Sunday morning, Lizabeth Pickersley-Smythe and Toby and Tanner came to church, second service. She looked all noble and suffering, but—and I know this is cynical and I know cynicism is an unattractive quality, especially in a minister—I felt like it was all show. Liz was dressed perfectly in a dark-gray tailored skirt and sweater, her hair just so, and those twins in matching navy wool shorts with jackets. It was all very president’s-grieving-widow, if you know what I mean. She was thronged with sympathizers, and she couldn’t have been more gracious. It felt . . . staged.

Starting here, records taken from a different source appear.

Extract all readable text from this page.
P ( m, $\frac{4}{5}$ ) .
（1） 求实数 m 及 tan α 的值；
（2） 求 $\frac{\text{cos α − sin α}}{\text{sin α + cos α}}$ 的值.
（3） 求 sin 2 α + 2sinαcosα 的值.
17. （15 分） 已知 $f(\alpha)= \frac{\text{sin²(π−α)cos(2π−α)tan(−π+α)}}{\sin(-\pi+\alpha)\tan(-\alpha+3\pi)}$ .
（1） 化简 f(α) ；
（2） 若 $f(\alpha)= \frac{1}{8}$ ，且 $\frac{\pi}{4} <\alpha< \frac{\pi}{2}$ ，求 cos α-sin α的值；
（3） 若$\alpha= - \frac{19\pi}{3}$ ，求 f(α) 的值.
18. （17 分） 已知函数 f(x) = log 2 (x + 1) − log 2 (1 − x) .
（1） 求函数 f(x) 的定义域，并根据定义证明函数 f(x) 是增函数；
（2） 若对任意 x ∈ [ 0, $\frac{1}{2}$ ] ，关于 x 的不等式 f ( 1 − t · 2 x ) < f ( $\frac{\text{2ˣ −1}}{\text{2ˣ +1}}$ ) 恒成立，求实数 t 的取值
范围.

I tried to put a positive spin on Liz being at church. I thought to myself, Well, this means that Mark can have some fresh air, and a shower and change, and he can restock his fridge and still be safely bolted back in before Liz gets home. And then I thought what it must be like for a man to have to hide away in his own home. And then I thought that it wasn’t his home. And that was so depressing.

From: Walker Wells

To: Merrie Wells

Subject: Baby Bear and pugs

Hey, sweet Merrie—I attached a picture of Baby Bear with Rebecca’s pugs. We’re watching them this weekend. Rebecca picks them up at two. I don’t know if Baby Bear will be glad or sad when they’re gone.

From: Merrie Wells

To: Walker Wells

Subject: Re: Baby Bear and pugs

Ohhhhhh! I want a pug for my birthday!!!

How’s Jo? Back in her room yet? You’re going to have to sell the house, Dad.

• • •

There was a knock on the door at eight thirty Sunday evening.

Our house was winding down. Rebecca had come to collect her dogs, the kitchen was clean, and Jo was doing homework.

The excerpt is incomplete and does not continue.